Question

The first energy level for an element lies at 1.154 x 10-20 J and the second energy level lies at 3.460 x10-201. Determine the wavelength and frequency of the photon emitted when an electron drops from the second energy level to the first level.
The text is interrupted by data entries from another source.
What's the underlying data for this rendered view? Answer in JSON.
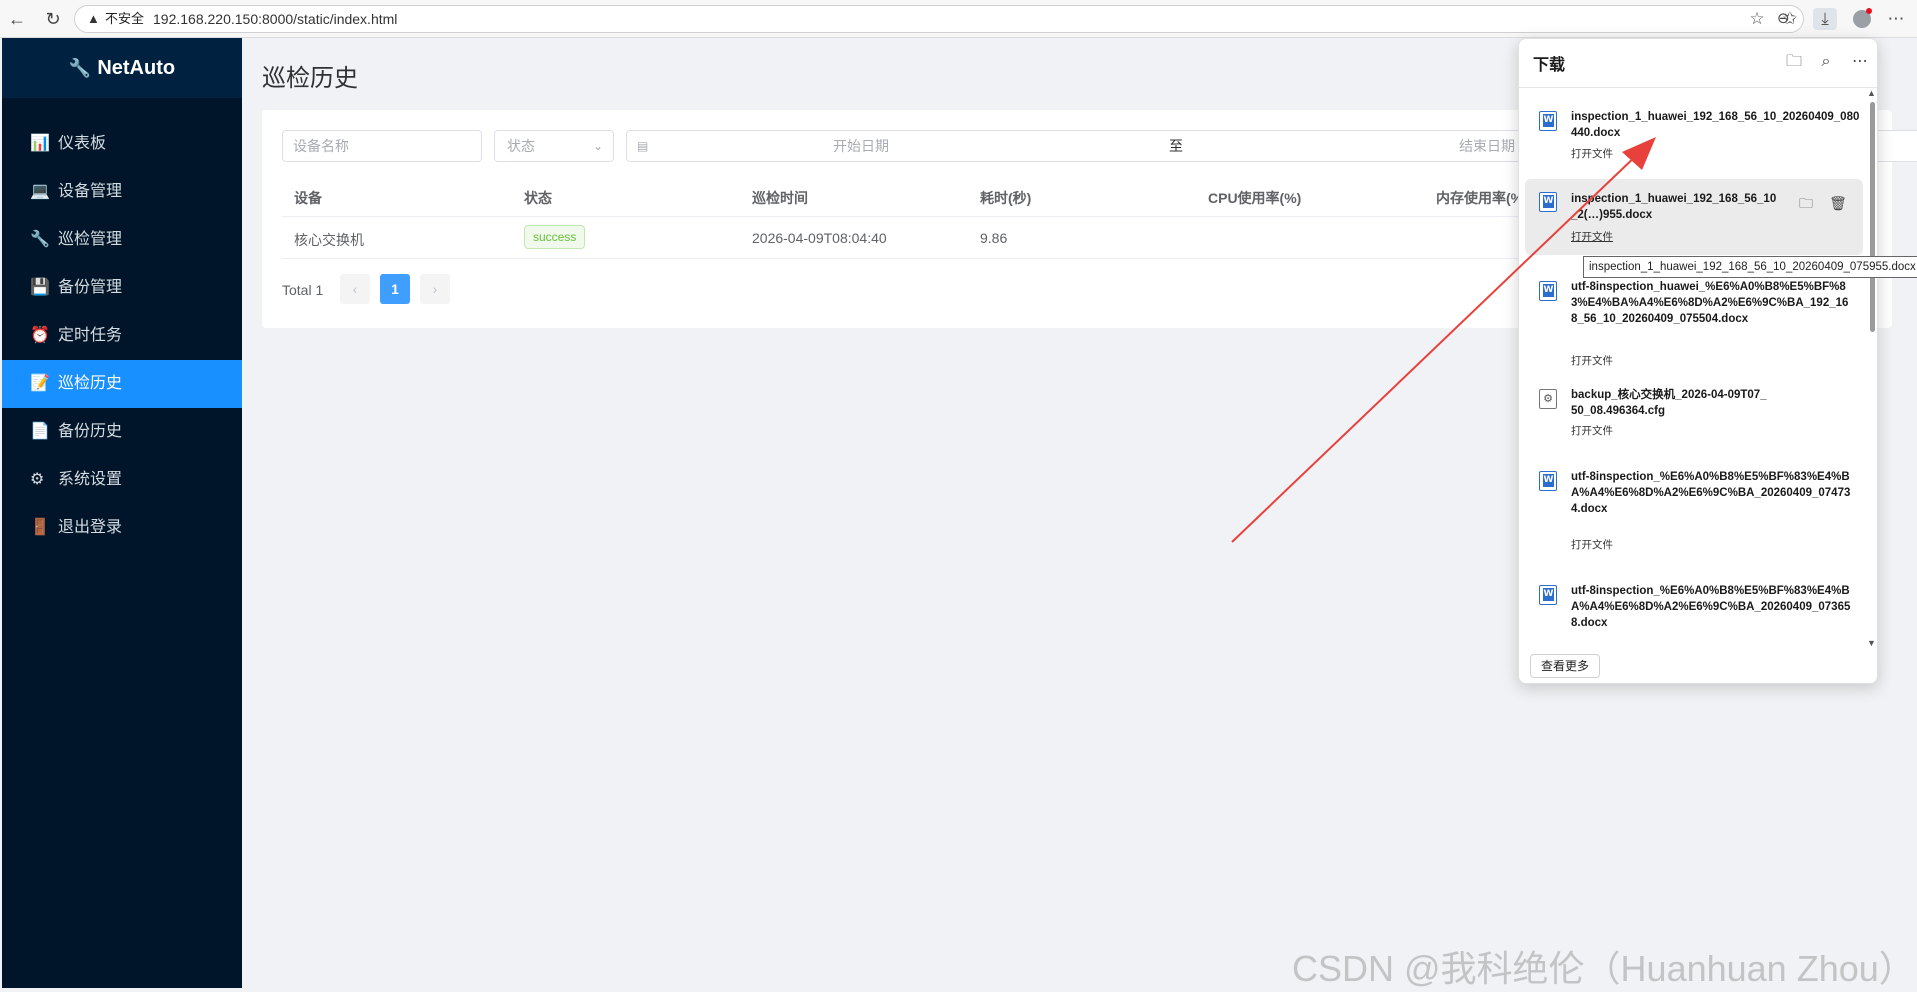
{
  "browser": {
    "insecure_label": "不安全",
    "url": "192.168.220.150:8000/static/index.html"
  },
  "sidebar": {
    "logo": "NetAuto",
    "items": [
      {
        "icon": "dashboard-icon",
        "glyph": "📊",
        "label": "仪表板"
      },
      {
        "icon": "device-icon",
        "glyph": "💻",
        "label": "设备管理"
      },
      {
        "icon": "wrench-icon",
        "glyph": "🔧",
        "label": "巡检管理"
      },
      {
        "icon": "floppy-icon",
        "glyph": "💾",
        "label": "备份管理"
      },
      {
        "icon": "alarm-clock-icon",
        "glyph": "⏰",
        "label": "定时任务"
      },
      {
        "icon": "notepad-icon",
        "glyph": "📝",
        "label": "巡检历史"
      },
      {
        "icon": "document-icon",
        "glyph": "📄",
        "label": "备份历史"
      },
      {
        "icon": "gear-icon",
        "glyph": "⚙",
        "label": "系统设置"
      },
      {
        "icon": "door-icon",
        "glyph": "🚪",
        "label": "退出登录"
      }
    ],
    "active_index": 5
  },
  "main": {
    "title": "巡检历史",
    "filters": {
      "device_placeholder": "设备名称",
      "status_placeholder": "状态",
      "start_placeholder": "开始日期",
      "separator": "至",
      "end_placeholder": "结束日期"
    },
    "table": {
      "columns": [
        "设备",
        "状态",
        "巡检时间",
        "耗时(秒)",
        "CPU使用率(%)",
        "内存使用率(%"
      ],
      "rows": [
        {
          "device": "核心交换机",
          "status": "success",
          "time": "2026-04-09T08:04:40",
          "duration": "9.86"
        }
      ]
    },
    "pagination": {
      "total": "Total 1",
      "current": "1",
      "prev": "‹",
      "next": "›"
    }
  },
  "downloads": {
    "title": "下载",
    "open_label": "打开文件",
    "see_more": "查看更多",
    "items": [
      {
        "name": "inspection_1_huawei_192_168_56_10_20260409_080440.docx"
      },
      {
        "name": "inspection_1_huawei_192_168_56_10_20260409_075955.docx",
        "visible_name": "inspection_1_huawei_192_168_56_10_2(…)955.docx"
      },
      {
        "name": "utf-8inspection_huawei_%E6%A0%B8%E5%BF%83%E4%BA%A4%E6%8D%A2%E6%9C%BA_192_168_56_10_20260409_075504.docx"
      },
      {
        "name": "backup_核心交换机_2026-04-09T07_50_08.496364.cfg"
      },
      {
        "name": "utf-8inspection_%E6%A0%B8%E5%BF%83%E4%BA%A4%E6%8D%A2%E6%9C%BA_20260409_074734.docx"
      },
      {
        "name": "utf-8inspection_%E6%A0%B8%E5%BF%83%E4%BA%A4%E6%8D%A2%E6%9C%BA_20260409_073658.docx"
      }
    ],
    "tooltip": "inspection_1_huawei_192_168_56_10_20260409_075955.docx"
  },
  "watermark": "CSDN @我科绝伦（Huanhuan Zhou）",
  "colors": {
    "sidebar_bg": "#001529",
    "active": "#1890ff",
    "success": "#67c23a",
    "arrow": "#e8413c"
  }
}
In which region of the electromagnetic spectrum will I find that photon.

Answer 1

Given that energy of first energy level (E_{​​​​​​1}) = 1.154×10^-20 J

The energy of second energy level (E_{​​​​​​2}) = 3.460×10^-20 J

When electron drops from 2nd energy level to first energy level, the energy of emitted photon is

∆E = E_{​​​​​​2} - E_{​​​​​​1}

∆E = 3.460×10^-20 J -1.154×10^-20 J

= 2.306×10^-20 J

Wavelength and energy of photon are related as

∆E = hc/λ

λ = hc/ ∆E

Where h is a Planck's constant = 6.625×10^-34 J sec

C is the velocity of light = 3×10⁸ m/sec

λ = 6.625×10^-34 J sec * 3×10⁸ m/sec /2.306×10^-20 J

= 8.6188×10^-6

  = 8618.8×10^-9

= 8618.8 nm

Energy and frequency are related as

∆E = hν

ν = ∆E/h

= 2.306×10^-20 J /6.625×10^-34 J sec

= 0.348 ×10¹⁴ Hz

= 3.48×10¹³ Hz

This energy region corresponds to Infrared region.